Right, I added the line @Ignore in src/test/scala/libs/CaffeNetSpec.scala because there were some issues with running the Caffe tests and TensorFlow tests at the same time. Could you comment out that line, and run sbt "test-only CaffeNetSpec" again?

rahulbhalerao001 commented 8 years ago

Thank you for helping on this. Here are the results :

[info] - should leave the weights unchanged [info] Run completed in 2 seconds, 517 milliseconds. [info] Total number of tests run: 7 [info] Suites: completed 1, aborted 0 [info] Tests: succeeded 7, failed 0, canceled 0, ignored 0, pending 0 [info] All tests passed. [success] Total time: 4 s, completed Mar 9, 2016 12:54:58 AM

robertnishihara commented 8 years ago

I remember running into that error before when using Caffe with GPUs. Commenting out the line Caffe.set_mode(Caffe.GPU) in CifarApp.scala should solve the problem (but will also disable GPUs).

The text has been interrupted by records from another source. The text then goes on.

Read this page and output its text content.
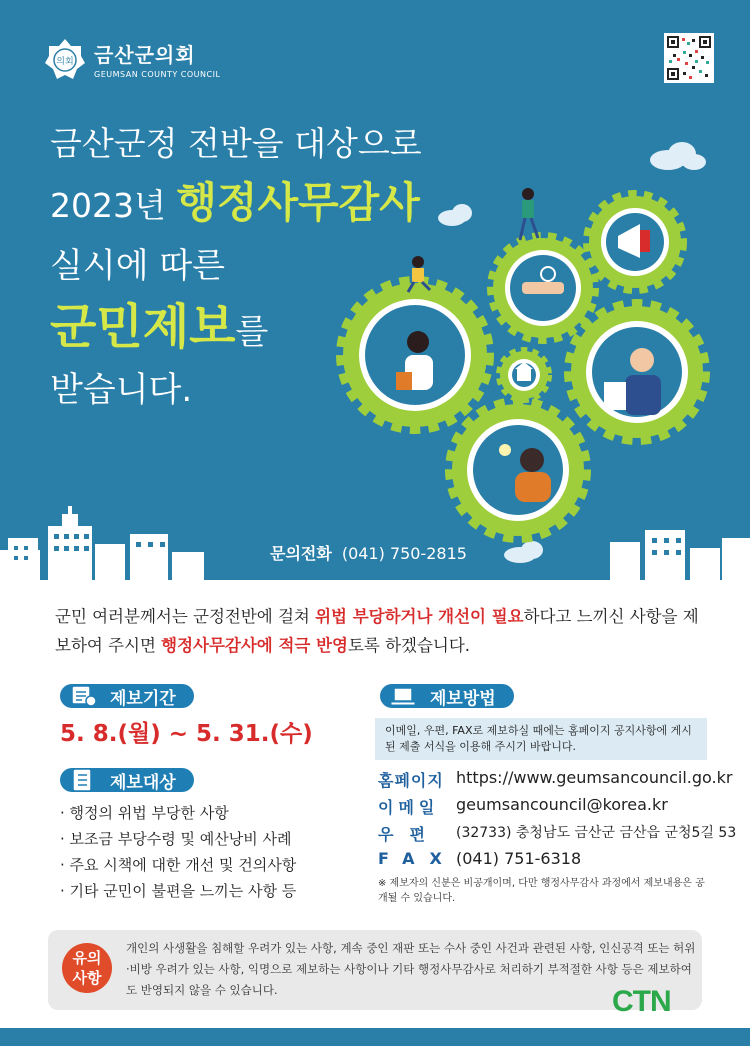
의회 금산군의회
GEUMSAN COUNTY COUNCIL
금산군정 전반을 대상으로
2023년 행정사무감사
실시에 따른
군민제보를
받습니다.
문의전화 (041) 750-2815
군민 여러분께서는 군정전반에 걸쳐 위법 부당하거나 개선이 필요하다고 느끼신 사항을 제보하여 주시면 행정사무감사에 적극 반영토록 하겠습니다.
제보기간
5. 8.(월) ~ 5. 31.(수)
제보대상
· 행정의 위법 부당한 사항
· 보조금 부당수령 및 예산낭비 사례
· 주요 시책에 대한 개선 및 건의사항
· 기타 군민이 불편을 느끼는 사항 등
제보방법
이메일, 우편, FAX로 제보하실 때에는 홈페이지 공지사항에 게시된 제출 서식을 이용해 주시기 바랍니다.
홈페이지 https://www.geumsancouncil.go.kr
이메일	geumsancouncil@korea.kr
우편	(32733) 충청남도 금산군 금산읍 군청5길 53
FAX (041) 751-6318
※ 제보자의 신분은 비공개이며, 다만 행정사무감사 과정에서 제보내용은 공개될 수 있습니다.
유의
사항
개인의 사생활을 침해할 우려가 있는 사항, 계속 중인 재판 또는 수사 중인 사건과 관련된 사항, 인신공격 또는 허위·비방 우려가 있는 사항, 익명으로 제보하는 사항이나 기타 행정사무감사로 처리하기 부적절한 사항 등은 제보하여도 반영되지 않을 수 있습니다.	CTN
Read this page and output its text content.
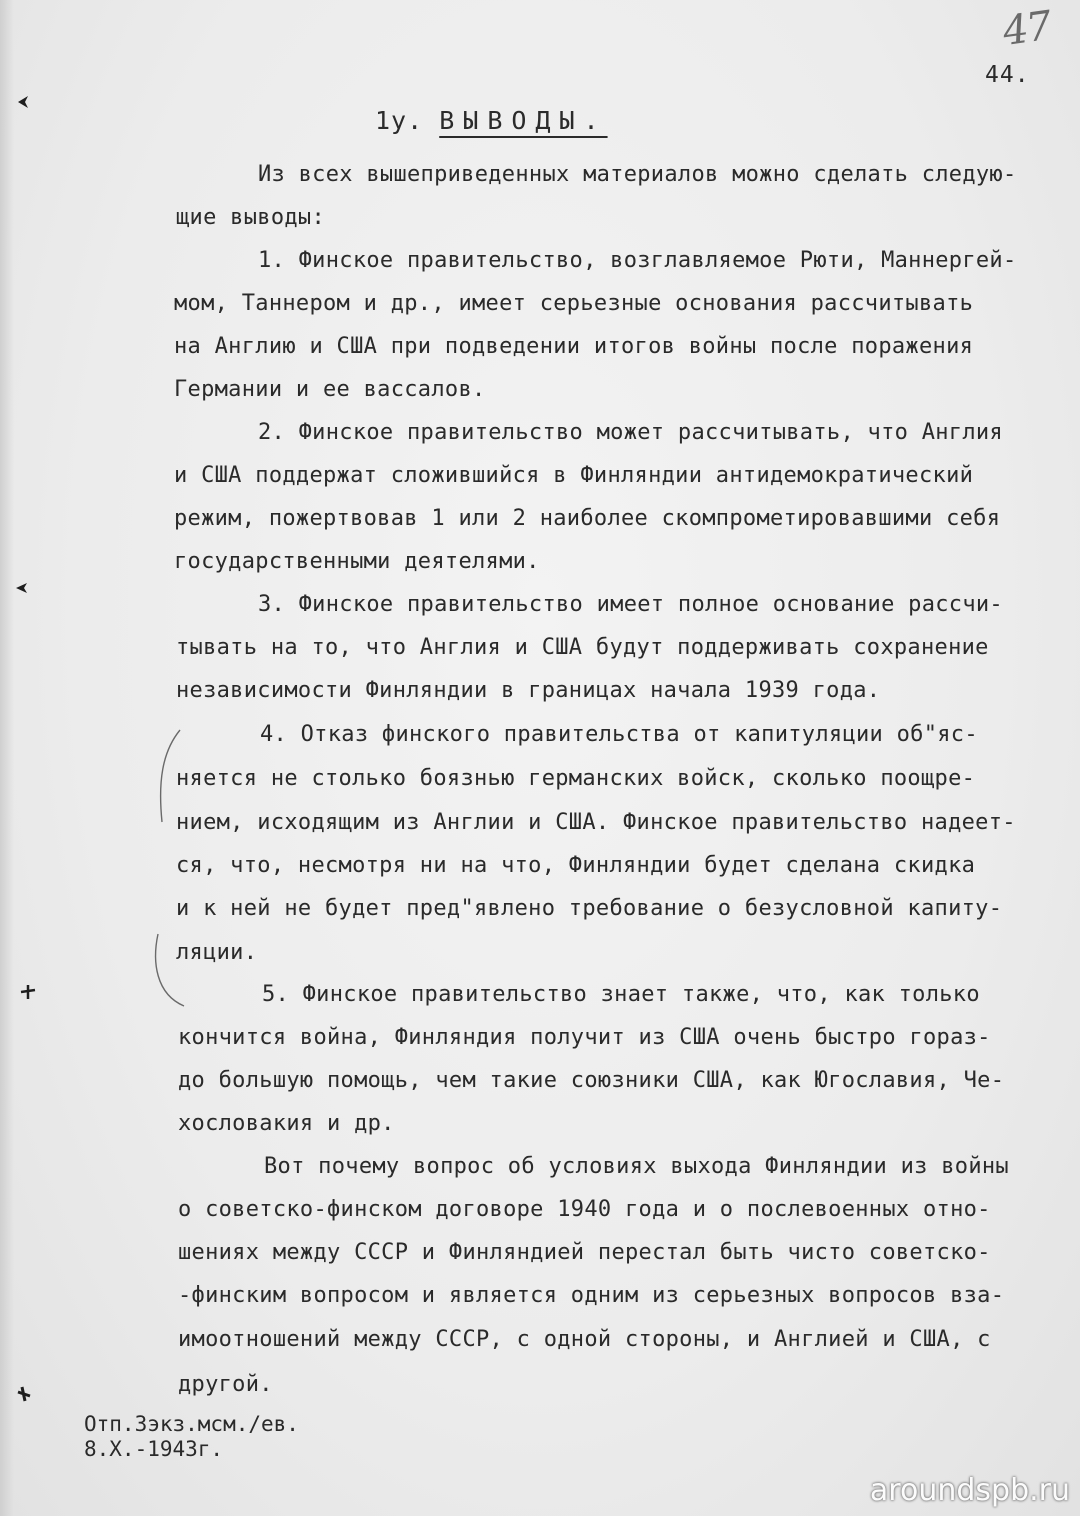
47
44.
1у. ВЫВОДЫ.
Из всех вышеприведенных материалов можно сделать следую-
щие выводы:
1. Финское правительство, возглавляемое Рюти, Маннергей-
мом, Таннером и др., имеет серьезные основания рассчитывать
на Англию и США при подведении итогов войны после поражения
Германии и ее вассалов.
2. Финское правительство может рассчитывать, что Англия
и США поддержат сложившийся в Финляндии антидемократический
режим, пожертвовав 1 или 2 наиболее скомпрометировавшими себя
государственными деятелями.
3. Финское правительство имеет полное основание рассчи-
тывать на то, что Англия и США будут поддерживать сохранение
независимости Финляндии в границах начала 1939 года.
4. Отказ финского правительства от капитуляции об"яс-
няется не столько боязнью германских войск, сколько поощре-
нием, исходящим из Англии и США. Финское правительство надеет-
ся, что, несмотря ни на что, Финляндии будет сделана скидка
и к ней не будет пред"явлено требование о безусловной капиту-
ляции.
5. Финское правительство знает также, что, как только
кончится война, Финляндия получит из США очень быстро гораз-
до большую помощь, чем такие союзники США, как Югославия, Че-
хословакия и др.
Вот почему вопрос об условиях выхода Финляндии из войны
о советско-финском договоре 1940 года и о послевоенных отно-
шениях между СССР и Финляндией перестал быть чисто советско-
-финским вопросом и является одним из серьезных вопросов вза-
имоотношений между СССР, с одной стороны, и Англией и США, с
другой.
Отп.3экз.мсм./ев.
8.Х.-1943г.
aroundspb.ru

We recently rebuilt the jars for Caffe in a way that seemed to get rid of the problem. Is it possible that you're using the old jars? You might try removing SparkNet/targets and /root/.ivy2/cache/org.bytedeco* and recompiling.

Also, TensorFlow works well with GPUs, so you might give that a try.

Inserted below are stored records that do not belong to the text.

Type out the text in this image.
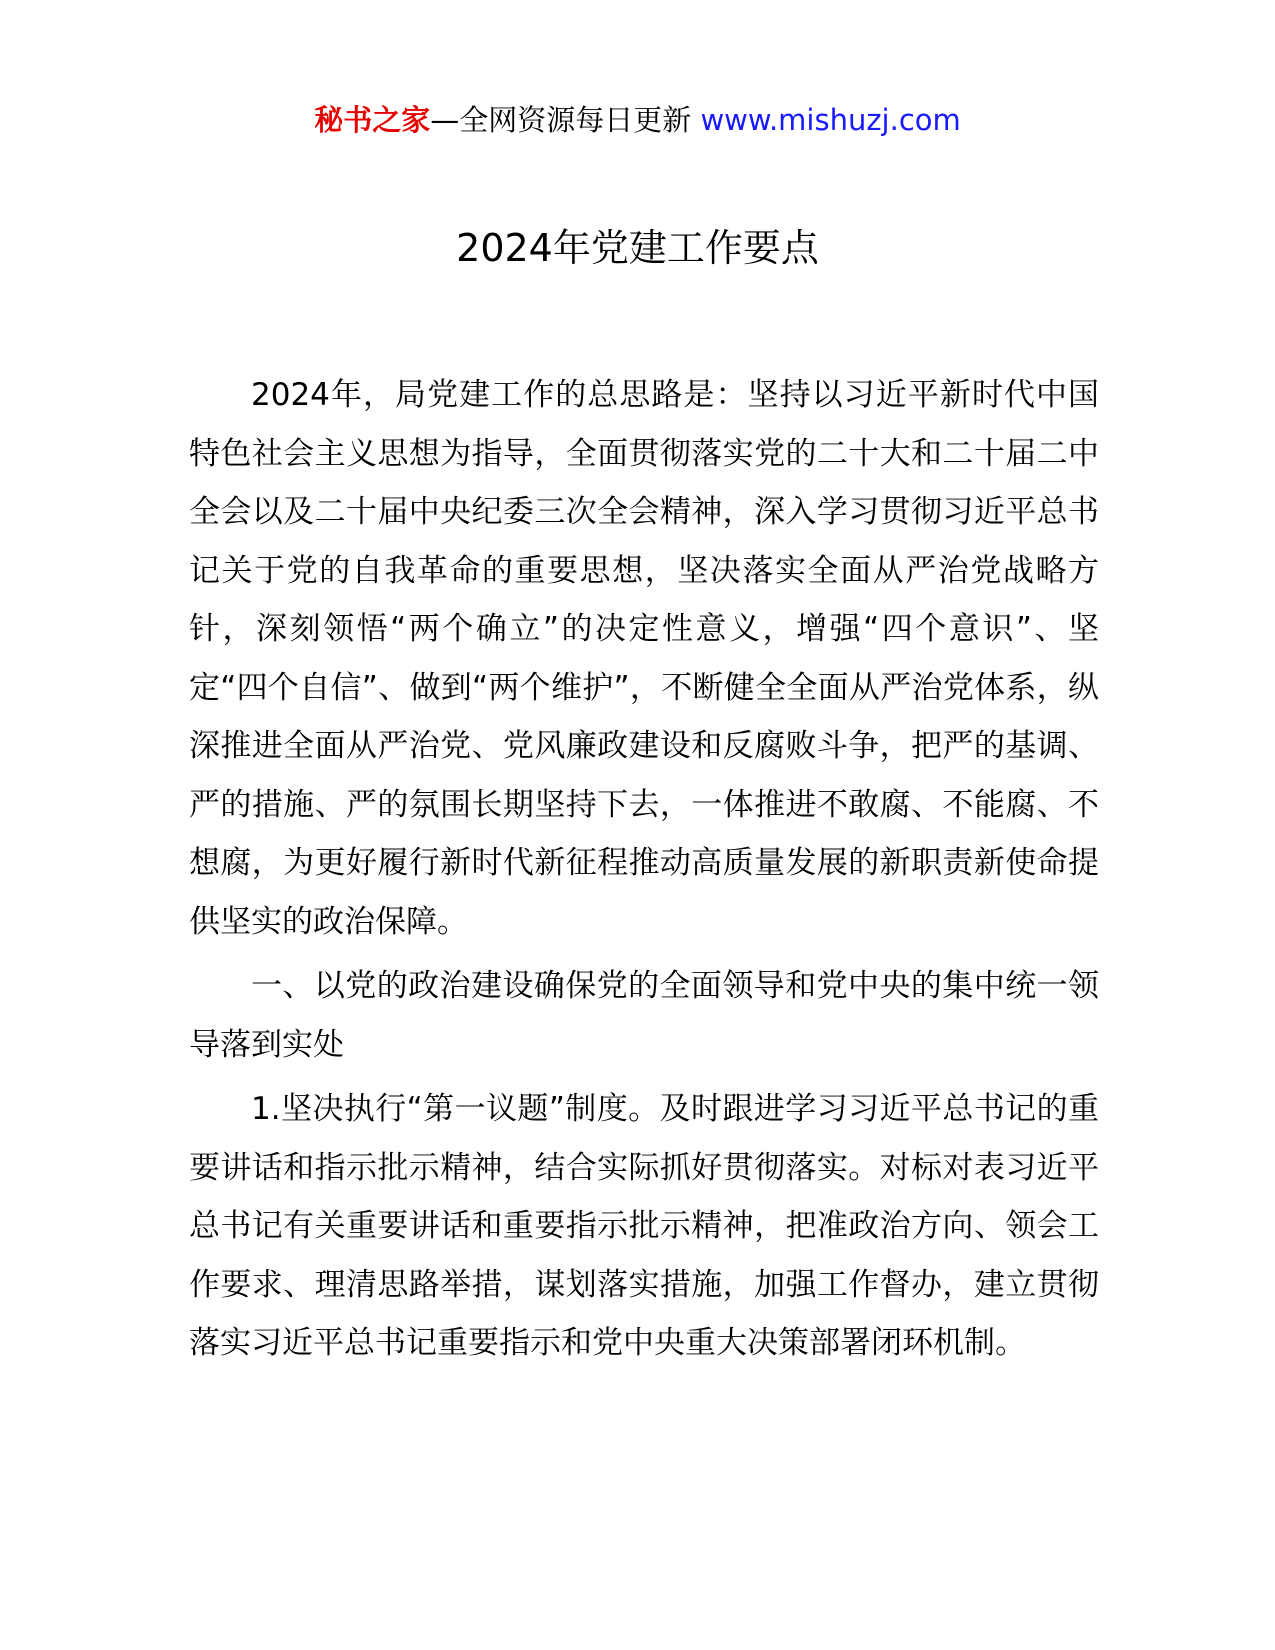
秘书之家—全网资源每日更新 www.mishuzj.com
2024年党建工作要点

2024年，局党建工作的总思路是：坚持以习近平新时代中国特色社会主义思想为指导，全面贯彻落实党的二十大和二十届二中全会以及二十届中央纪委三次全会精神，深入学习贯彻习近平总书记关于党的自我革命的重要思想，坚决落实全面从严治党战略方针，深刻领悟“两个确立”的决定性意义，增强“四个意识”、坚定“四个自信”、做到“两个维护”，不断健全全面从严治党体系，纵深推进全面从严治党、党风廉政建设和反腐败斗争，把严的基调、严的措施、严的氛围长期坚持下去，一体推进不敢腐、不能腐、不想腐，为更好履行新时代新征程推动高质量发展的新职责新使命提供坚实的政治保障。

一、以党的政治建设确保党的全面领导和党中央的集中统一领导落到实处

1.坚决执行“第一议题”制度。及时跟进学习习近平总书记的重要讲话和指示批示精神，结合实际抓好贯彻落实。对标对表习近平总书记有关重要讲话和重要指示批示精神，把准政治方向、领会工作要求、理清思路举措，谋划落实措施，加强工作督办，建立贯彻落实习近平总书记重要指示和党中央重大决策部署闭环机制。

There is a bunch of discussion about this in bytedeco/javacpp-presets#147.

rahulbhalerao001 commented 8 years ago

Hello Robert,

Thank you for your suggestions. After removing the two directories you mentioned I tried building again but it failed. But readding the @Ignore to caffe test file, allowed the build to succeed and now the training is going on successfully. So, I guess it was problem with some stale dependent libraries.

I am observing that Caffe is able to utilize only one GPU on the machine. Is multiple GPU supported for the wrapped Caffe in SparkNet?

I will be interested in looking into the wrapped Tensorflow's performance too.

robertnishihara commented 8 years ago

We don't have any example apps using multiple GPUs, but it should be possible to get it working (we had it working before the switch to JavaCPP).

rahulbhalerao001 commented 8 years ago

Ok thank you for the information. Closing this thread.